" L’ennemi contre lequel se battait le Dharma Sangh n’était pas l’Empire anglais, dont les représentants n’intervenaient pas dans les domaines de la religion et des rites. Ce qui paraissait dangereux aux représentants de la tradition était le faux hindouisme des Indiens anglicisés, qui prétendaient adapter les doctrines traditionnelles aux conceptions chrétiennes considérées comme plus compatibles avec les réalités du monde moderne. Il fallait lutter contre les soi-disant ashrams qui exploitaient la crédulité des gens, le théosophisme, Aurobindo, les adeptes de Ramakrisna, mais surtout les politiciens et en particulier Gandhi, qui apparaissait comme le type même du réformateur moderniste, plus chrétien qu’hindou, luttant comme Don Quichotte contre des problèmes qui n’existaient pas tels que celui des castes et des soi-disant "intouchables", ce qui lui faisait une publicité considérable parmi les socialistes anglais mais n’intéressait pas les populations. "

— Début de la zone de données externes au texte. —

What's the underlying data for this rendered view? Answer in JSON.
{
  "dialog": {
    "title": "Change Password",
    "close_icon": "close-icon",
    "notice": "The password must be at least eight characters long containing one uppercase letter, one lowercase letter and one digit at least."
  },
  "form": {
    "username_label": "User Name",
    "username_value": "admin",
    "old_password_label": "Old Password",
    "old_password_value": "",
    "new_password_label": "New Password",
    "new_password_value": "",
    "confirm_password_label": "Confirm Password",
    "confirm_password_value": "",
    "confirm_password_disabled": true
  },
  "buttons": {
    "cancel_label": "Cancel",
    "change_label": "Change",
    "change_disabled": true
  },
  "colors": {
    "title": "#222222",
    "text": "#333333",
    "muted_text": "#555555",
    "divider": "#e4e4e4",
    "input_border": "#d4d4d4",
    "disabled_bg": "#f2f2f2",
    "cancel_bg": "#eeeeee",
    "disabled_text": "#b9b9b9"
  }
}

Alain DANIÉLOU, Le chemin du labyrinthe, 1981
" Allant en Autriche et en Hongrie, nous avons fait plusieurs brefs séjours en Allemagne. Il est difficile, étant donné les événements qui suivirent, de se représenter l’attrait spectaculaire qu’avait l’Allemagne au début du nazisme. Les gens qui admirent aujourd’hui le spectacle des Jeux olympiques de Moscou savent très bien ce que représentent l’oppression, le goulag, l’impérialisme soviétique. A l’époque, on n’avait pas grand-chose à reprocher aux hitlériens sinon sur le plan idéologico-politique. L’antisémitisme allemand n’avait pas encore pris les proportions d’un génocide et les Français n’y voulaient voir qu’un phénomène analogue à celui qui s’était manifesté en France à l’époque de l’affaire Dreyfus. L’organisation, l’ordre, l’enthousiasme d’une jeunesse en uniforme, les constructions spectaculaires faisaient de l’Allemagne un pays stupéfiant. En France, beaucoup de gens modérés et pas du tout par nature militaristes pensaient qu’à long terme la renaissance de la puissance allemande était la seule manière d’éviter l’asservissement de l’Europe entière par les Soviétiques. Ils proposaient la détente voire la collaboration avec le régime hitlérien exactement comme certains le proposent aujourd’hui avec l’U.R.S.S. Aurait-on pu ainsi éviter l’occupation, les génocides, l’asservissement aux Russes de la moitié de l’Europe et peut-être la domination du continent entier par le communisme, une régression qui ressemblerait à celle qui suivit la destruction de l’Empire romain au nom d’une autre idéologie totalitaire, le christianisme ? II est difficile de le savoir. "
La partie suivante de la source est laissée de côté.